Five years ago, two California utilities, SoCal Gas and San Diego Gas and Electric, accounted for nearly 100 percent of our net income. [Today] they’re less than 50 percent, even though they’re still contributing more than $400 million a year. The rest comes from our trading business, our generation business, ice and storage business, and [eventually] the liquid-natural-gas business. The nonutility driver is clearly our commodities business.

What commodities do you deal in?

We actually are the largest metals trader in the world. We bought our metals business out of Enron’s bankruptcy. We also trade oil and some other commodities, but our primary [trading] focus…is gas and electricity. [That unit is] much bigger and much more profitable, too. The first year I got here, they made about $100 million. In 2006, the figure topped $500 million.

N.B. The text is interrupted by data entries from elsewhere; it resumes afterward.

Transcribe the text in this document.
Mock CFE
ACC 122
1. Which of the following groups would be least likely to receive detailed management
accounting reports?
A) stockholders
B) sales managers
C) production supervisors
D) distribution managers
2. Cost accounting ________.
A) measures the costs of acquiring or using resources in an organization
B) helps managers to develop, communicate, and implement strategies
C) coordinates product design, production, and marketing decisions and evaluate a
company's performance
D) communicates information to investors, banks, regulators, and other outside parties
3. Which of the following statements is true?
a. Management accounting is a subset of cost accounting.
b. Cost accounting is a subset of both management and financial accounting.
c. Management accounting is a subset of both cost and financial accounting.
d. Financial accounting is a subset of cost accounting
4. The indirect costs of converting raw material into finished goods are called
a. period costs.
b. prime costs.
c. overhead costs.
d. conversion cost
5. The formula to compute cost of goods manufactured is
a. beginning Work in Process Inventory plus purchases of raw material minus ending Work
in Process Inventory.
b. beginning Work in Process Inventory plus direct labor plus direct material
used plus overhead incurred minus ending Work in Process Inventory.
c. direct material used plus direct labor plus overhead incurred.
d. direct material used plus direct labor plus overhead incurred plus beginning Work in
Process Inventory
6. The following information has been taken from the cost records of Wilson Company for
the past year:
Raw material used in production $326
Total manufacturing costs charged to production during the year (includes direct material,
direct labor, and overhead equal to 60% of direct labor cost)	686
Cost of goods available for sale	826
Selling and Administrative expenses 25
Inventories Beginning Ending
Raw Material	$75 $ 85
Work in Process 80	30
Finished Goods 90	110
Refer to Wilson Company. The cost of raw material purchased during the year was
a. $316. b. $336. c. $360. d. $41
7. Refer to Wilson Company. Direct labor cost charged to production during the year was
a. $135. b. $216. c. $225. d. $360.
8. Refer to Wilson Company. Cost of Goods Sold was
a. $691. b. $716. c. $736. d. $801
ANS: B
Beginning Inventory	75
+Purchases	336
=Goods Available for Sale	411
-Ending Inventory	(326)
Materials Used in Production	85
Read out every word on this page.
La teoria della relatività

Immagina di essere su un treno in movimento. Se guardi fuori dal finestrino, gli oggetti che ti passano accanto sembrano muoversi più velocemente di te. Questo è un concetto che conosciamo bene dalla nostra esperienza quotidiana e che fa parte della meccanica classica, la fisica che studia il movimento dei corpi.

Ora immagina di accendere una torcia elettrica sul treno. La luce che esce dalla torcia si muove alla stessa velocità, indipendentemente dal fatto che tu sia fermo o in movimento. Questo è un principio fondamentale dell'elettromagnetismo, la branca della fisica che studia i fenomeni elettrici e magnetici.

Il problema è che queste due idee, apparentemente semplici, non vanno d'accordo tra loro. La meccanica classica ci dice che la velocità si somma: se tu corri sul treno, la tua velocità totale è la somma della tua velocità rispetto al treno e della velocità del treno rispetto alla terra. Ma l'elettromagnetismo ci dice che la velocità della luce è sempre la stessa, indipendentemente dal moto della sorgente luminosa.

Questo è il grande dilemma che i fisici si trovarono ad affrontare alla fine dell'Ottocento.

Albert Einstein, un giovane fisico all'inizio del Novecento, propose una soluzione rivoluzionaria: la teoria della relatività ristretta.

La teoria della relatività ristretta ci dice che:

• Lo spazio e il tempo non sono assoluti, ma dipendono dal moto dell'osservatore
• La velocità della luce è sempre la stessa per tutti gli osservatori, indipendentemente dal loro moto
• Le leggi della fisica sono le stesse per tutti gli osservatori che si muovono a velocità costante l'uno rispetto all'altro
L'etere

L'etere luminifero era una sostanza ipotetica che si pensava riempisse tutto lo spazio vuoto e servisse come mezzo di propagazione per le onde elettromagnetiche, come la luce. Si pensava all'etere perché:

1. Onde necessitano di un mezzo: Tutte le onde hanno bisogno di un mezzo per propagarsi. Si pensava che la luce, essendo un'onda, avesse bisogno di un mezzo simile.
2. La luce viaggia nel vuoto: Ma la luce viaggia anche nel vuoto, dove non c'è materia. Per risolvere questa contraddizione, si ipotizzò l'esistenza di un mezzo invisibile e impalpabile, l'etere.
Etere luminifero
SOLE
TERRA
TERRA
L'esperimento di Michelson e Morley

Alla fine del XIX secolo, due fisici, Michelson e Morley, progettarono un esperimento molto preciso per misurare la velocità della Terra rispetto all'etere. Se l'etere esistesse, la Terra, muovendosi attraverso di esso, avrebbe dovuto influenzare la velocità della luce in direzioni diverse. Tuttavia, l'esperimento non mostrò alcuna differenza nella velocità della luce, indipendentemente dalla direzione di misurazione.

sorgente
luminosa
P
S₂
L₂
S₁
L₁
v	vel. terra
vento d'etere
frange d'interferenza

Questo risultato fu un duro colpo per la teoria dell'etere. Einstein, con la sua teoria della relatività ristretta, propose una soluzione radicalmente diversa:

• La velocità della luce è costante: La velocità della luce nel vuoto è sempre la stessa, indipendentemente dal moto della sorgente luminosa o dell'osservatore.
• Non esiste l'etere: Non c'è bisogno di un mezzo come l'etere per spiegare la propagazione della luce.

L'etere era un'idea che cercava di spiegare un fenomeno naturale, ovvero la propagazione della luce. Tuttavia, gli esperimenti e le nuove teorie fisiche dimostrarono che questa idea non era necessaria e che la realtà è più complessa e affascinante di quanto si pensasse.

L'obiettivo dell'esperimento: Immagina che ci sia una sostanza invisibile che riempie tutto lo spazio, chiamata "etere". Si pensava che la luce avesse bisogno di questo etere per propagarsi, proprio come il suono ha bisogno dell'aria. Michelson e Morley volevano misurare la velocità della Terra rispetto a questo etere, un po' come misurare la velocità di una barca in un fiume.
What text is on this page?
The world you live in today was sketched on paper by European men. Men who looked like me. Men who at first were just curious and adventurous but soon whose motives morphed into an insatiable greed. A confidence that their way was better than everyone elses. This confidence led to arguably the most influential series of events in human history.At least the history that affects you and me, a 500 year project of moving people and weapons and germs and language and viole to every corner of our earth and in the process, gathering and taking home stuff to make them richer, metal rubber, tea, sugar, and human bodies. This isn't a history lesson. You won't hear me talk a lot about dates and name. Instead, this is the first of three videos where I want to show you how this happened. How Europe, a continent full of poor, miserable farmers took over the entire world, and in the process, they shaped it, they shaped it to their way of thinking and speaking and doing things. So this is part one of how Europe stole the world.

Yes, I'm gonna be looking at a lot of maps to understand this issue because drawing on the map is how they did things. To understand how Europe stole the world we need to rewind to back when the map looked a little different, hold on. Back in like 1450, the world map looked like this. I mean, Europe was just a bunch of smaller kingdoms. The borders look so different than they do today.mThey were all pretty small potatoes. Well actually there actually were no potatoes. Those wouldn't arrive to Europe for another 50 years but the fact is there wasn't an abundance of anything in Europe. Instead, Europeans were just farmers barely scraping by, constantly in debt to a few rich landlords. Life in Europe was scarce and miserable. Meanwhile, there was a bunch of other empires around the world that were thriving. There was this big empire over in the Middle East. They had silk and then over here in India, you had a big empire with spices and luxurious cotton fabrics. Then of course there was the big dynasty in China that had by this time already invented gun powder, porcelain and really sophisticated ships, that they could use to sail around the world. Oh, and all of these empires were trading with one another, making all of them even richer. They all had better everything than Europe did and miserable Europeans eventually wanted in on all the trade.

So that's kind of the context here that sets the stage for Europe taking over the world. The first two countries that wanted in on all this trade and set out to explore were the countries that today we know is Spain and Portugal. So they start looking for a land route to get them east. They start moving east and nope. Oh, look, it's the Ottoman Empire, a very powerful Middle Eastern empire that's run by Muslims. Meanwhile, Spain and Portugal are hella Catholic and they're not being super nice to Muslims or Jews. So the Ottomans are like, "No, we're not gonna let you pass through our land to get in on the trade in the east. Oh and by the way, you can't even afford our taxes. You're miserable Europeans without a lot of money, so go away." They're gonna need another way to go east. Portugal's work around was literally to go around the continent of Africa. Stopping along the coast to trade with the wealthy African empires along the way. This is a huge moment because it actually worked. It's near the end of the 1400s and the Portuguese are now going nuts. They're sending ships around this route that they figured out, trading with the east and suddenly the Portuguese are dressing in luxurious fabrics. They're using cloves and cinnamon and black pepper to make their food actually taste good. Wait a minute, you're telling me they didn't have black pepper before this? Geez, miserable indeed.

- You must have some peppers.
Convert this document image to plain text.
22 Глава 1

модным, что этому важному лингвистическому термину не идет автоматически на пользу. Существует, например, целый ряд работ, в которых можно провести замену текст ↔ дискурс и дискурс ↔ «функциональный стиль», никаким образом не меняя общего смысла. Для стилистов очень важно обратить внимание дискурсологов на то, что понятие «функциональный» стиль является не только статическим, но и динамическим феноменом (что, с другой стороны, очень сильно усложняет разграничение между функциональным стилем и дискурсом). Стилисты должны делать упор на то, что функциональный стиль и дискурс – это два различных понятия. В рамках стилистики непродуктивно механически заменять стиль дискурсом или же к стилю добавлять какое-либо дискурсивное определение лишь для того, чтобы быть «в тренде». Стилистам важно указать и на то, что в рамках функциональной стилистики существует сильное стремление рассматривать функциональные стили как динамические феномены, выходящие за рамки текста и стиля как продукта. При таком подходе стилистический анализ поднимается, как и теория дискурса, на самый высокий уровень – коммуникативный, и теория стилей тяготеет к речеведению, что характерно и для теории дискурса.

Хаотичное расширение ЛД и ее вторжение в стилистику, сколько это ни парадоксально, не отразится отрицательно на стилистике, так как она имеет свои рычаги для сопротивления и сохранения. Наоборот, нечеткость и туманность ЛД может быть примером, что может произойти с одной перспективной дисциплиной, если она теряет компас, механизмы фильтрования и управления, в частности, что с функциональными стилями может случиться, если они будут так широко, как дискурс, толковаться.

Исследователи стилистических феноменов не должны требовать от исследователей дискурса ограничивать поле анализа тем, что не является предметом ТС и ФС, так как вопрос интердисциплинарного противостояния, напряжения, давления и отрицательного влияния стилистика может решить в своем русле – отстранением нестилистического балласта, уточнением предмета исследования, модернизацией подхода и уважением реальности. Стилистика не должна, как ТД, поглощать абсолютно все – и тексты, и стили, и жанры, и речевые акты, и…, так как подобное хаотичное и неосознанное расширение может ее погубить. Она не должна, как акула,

What accounts for the dramatic uptick?

For one, the market got a lot bigger. All of the energy traders in the United States — Goldman Sachs, Morgan Stanley, Entergy, Koch (which is now part of Merrill Lynch) have grown significantly over the past five or six years. [More important,] we stuck with the business. During the energy crisis in 2002, most utilities that were in this business got out. Some lost a lot of money. Our approach was quite a bit different. The number-one thing — and it is a testament to the management team that predated me — was their recognition that they weren’t experts at energy trading. A lot of utilities tried to convert their procurement groups [into] energy-trading groups, with fairly disastrous results. We bought AIG’s energy-trading group, which was formerly Drexel’s energy-trading group. So a lot of our energy traders have been together since about 1982.

What’s the secret of their success?

We didn’t change their culture. We kept them on the East Coast headquartered in Stamford, Connecticut, and we’ve kept them relatively autonomous. We have very strict oversight controls, but we have kept a Wall Street style of trading. If you work for Sempra Commodities and you’re a good trader, you get paid as well as or better than if you worked at Goldman Sachs or Morgan Stanley.